Editorial illustration for: Dollar holds multi-month highs as US payrolls loom, yen slides to 1986 low

In brief

  • US dollar holds firm near 101.1-101.2 on the index, bolstered by resilient economic data.
  • Japanese yen weakens to 162 per dollar, its lowest level since 1986.
  • June nonfarm payrolls report due July 2 could reshape Fed policy and global currency markets.

Payrolls and Fed expectations

The June nonfarm payrolls report is due around July 2, with economists forecasting roughly 110,000 jobs added and the unemployment rate expected to hold steady at 4.3%. This comes after May's payrolls came in at 172,000, beating expectations, building on April's 179,000 gain.

US economic data has been consistently resilient, with the labor market adding jobs at a pace that keeps the Fed cautious about easing too quickly. The dollar index is on track for its strongest monthly gain since July 2025, reflecting both the Fed's hawkish stance and broader capital flows into US assets.

Yen weakness and intervention risks

Finance Minister Satsuki Katayama has publicly warned that authorities stand ready to intervene against excessive yen volatility. The Bank of Japan has already intervened earlier in 2026, but the results have been underwhelming. Each intervention has provided a temporary floor for the yen before gravity reasserted itself.

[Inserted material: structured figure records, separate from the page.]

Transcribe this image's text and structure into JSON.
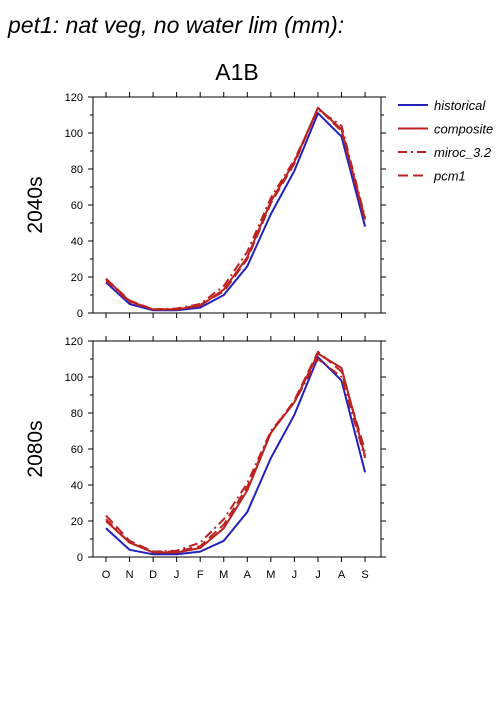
{
  "title": "pet1: nat veg, no water lim (mm):",
  "scenario": "A1B",
  "legend": [
    {
      "label": "historical",
      "color": "#2222bb",
      "dash": "solid"
    },
    {
      "label": "composite",
      "color": "#bb2222",
      "dash": "solid"
    },
    {
      "label": "miroc_3.2",
      "color": "#bb2222",
      "dash": "dashdot"
    },
    {
      "label": "pcm1",
      "color": "#bb2222",
      "dash": "dashed"
    }
  ],
  "chart_data": [
    {
      "type": "line",
      "row_label": "2040s",
      "categories": [
        "O",
        "N",
        "D",
        "J",
        "F",
        "M",
        "A",
        "M",
        "J",
        "J",
        "A",
        "S"
      ],
      "ylim": [
        0,
        120
      ],
      "yticks": [
        0,
        20,
        40,
        60,
        80,
        100,
        120
      ],
      "series": [
        {
          "name": "historical",
          "values": [
            17,
            5,
            1.5,
            1.5,
            3,
            10,
            26,
            55,
            79,
            111,
            98,
            48
          ]
        },
        {
          "name": "composite",
          "values": [
            19,
            6.5,
            2,
            2,
            4,
            13,
            31,
            62,
            84,
            114,
            102,
            52
          ]
        },
        {
          "name": "miroc_3.2",
          "values": [
            18,
            6,
            2,
            2.5,
            5,
            15,
            34,
            64,
            85,
            113,
            104,
            53
          ]
        },
        {
          "name": "pcm1",
          "values": [
            19,
            7,
            2,
            2,
            4.5,
            12,
            30,
            61,
            83,
            114,
            101,
            51
          ]
        }
      ]
    },
    {
      "type": "line",
      "row_label": "2080s",
      "categories": [
        "O",
        "N",
        "D",
        "J",
        "F",
        "M",
        "A",
        "M",
        "J",
        "J",
        "A",
        "S"
      ],
      "ylim": [
        0,
        120
      ],
      "yticks": [
        0,
        20,
        40,
        60,
        80,
        100,
        120
      ],
      "series": [
        {
          "name": "historical",
          "values": [
            16,
            4,
            1.5,
            1.5,
            3,
            9,
            25,
            55,
            79,
            111,
            98,
            47
          ]
        },
        {
          "name": "composite",
          "values": [
            20,
            8,
            2.5,
            2.5,
            5,
            16,
            37,
            69,
            86,
            113,
            105,
            56
          ]
        },
        {
          "name": "miroc_3.2",
          "values": [
            21,
            8,
            3,
            3.5,
            8,
            21,
            41,
            70,
            86,
            110,
            100,
            55
          ]
        },
        {
          "name": "pcm1",
          "values": [
            23,
            9,
            3,
            3,
            6,
            18,
            39,
            69,
            87,
            114,
            103,
            59
          ]
        }
      ]
    }
  ]
}
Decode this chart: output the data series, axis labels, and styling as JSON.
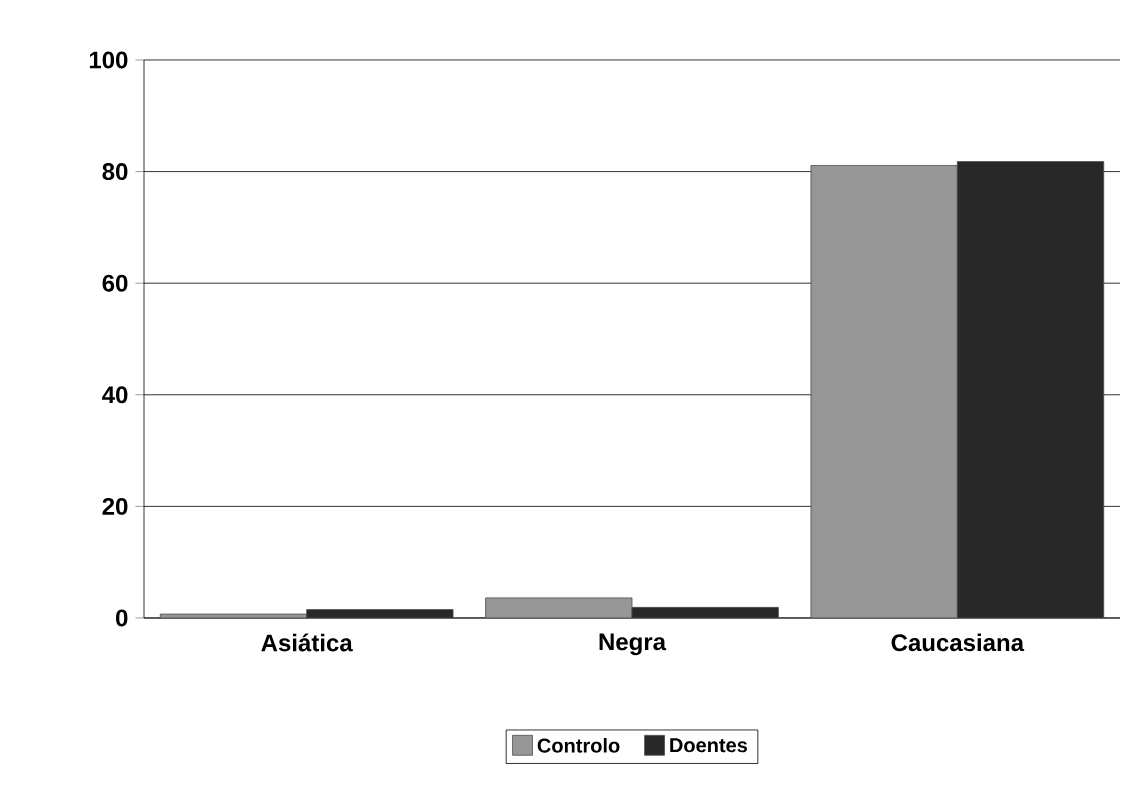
{
  "chart_data": {
    "type": "bar",
    "categories": [
      "Asiática",
      "Negra",
      "Caucasiana"
    ],
    "series": [
      {
        "name": "Controlo",
        "color": "#969696",
        "values": [
          0.7,
          3.6,
          81.1
        ]
      },
      {
        "name": "Doentes",
        "color": "#282828",
        "values": [
          1.5,
          1.9,
          81.8
        ]
      }
    ],
    "ylim": [
      0,
      100
    ],
    "yticks": [
      0,
      20,
      40,
      60,
      80,
      100
    ],
    "grid": "y",
    "legend": "bottom"
  }
}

The divergence between US and Japanese policy remains the core issue. The BOJ's approach to monetary policy normalization remains cautious, while the Fed continues on a more hawkish trajectory. This gap widens the carry-trade appeal of dollar positions against the yen, pressuring the currency lower.

Broader market drivers

Heightened geopolitical tensions in the Gulf region have revived the dollar's safe-haven appeal. Additionally, AI-driven equity inflows continue to funnel capital into US markets, supporting dollar demand.

"The yen's slide to levels not seen since 1986 has Japanese officials rattling the intervention saber while traders brace for Friday's jobs report"

For traders with yen exposure, the stakes are high. Japanese intervention could trigger sharp, sudden reversals in USD/JPY, making the next payrolls print a potential catalyst for volatility across currency and equity markets alike.